Im considering apprenticing. Tuition at the neighboring college is $1100+books, supplies. 3 years, 1 month in school, 11 working. I work hard for my money, and dont want spend it foolishly. Tonight i was on amazon and said, "books are expensive. Books are sources of knowledge." I also have been looking at some wonderful knives. they too are expensive. I feel the best way to proceed is Invest in 3 top quality knives, a stone, a textbook, a few dozen other books (still under budget!) and maybe a set of knives to leave at work. All of these are a good idea to have before going to school anyway. Maybe i can get a fridge that has a real freezer, not an ice box. 
Remeber in Back to the future when Doc says "Roads?

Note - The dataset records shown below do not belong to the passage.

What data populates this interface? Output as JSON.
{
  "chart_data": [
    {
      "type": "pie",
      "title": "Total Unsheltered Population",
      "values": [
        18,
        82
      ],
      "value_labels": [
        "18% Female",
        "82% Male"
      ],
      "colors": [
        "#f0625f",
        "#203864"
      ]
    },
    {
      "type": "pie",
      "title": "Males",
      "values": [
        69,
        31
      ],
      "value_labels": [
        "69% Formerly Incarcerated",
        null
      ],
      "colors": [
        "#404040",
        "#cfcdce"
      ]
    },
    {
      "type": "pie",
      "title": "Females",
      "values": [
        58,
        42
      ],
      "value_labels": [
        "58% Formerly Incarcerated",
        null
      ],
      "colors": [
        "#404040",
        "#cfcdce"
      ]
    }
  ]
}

Where we are going, we dont need roads." I feel the same. I dont need a certificate at this point, and 1 month of schooling a year would pale in comparison to what i will learn in a personal library. 200 words later, and im not considering apprenticing anymore. I am concerned that in the future, i will wish i had started school ASAP. Roll the dice.


----------



## coolj (Dec 12, 2000)

When I did my apprenticeship, I did my technical training at OUC. I had taken the one year cook training program here, which counted as experience towards my apprenticeship. All of my tuition for my technical training was covered by ITAC, I just had to pay my personal expenses and one text book. Mind you I finished in 2001 and things have changed. One thing I would tell anyone is that the 12 month program although it's something you can do with out, take the time and invest the money, you will wish you had.


----------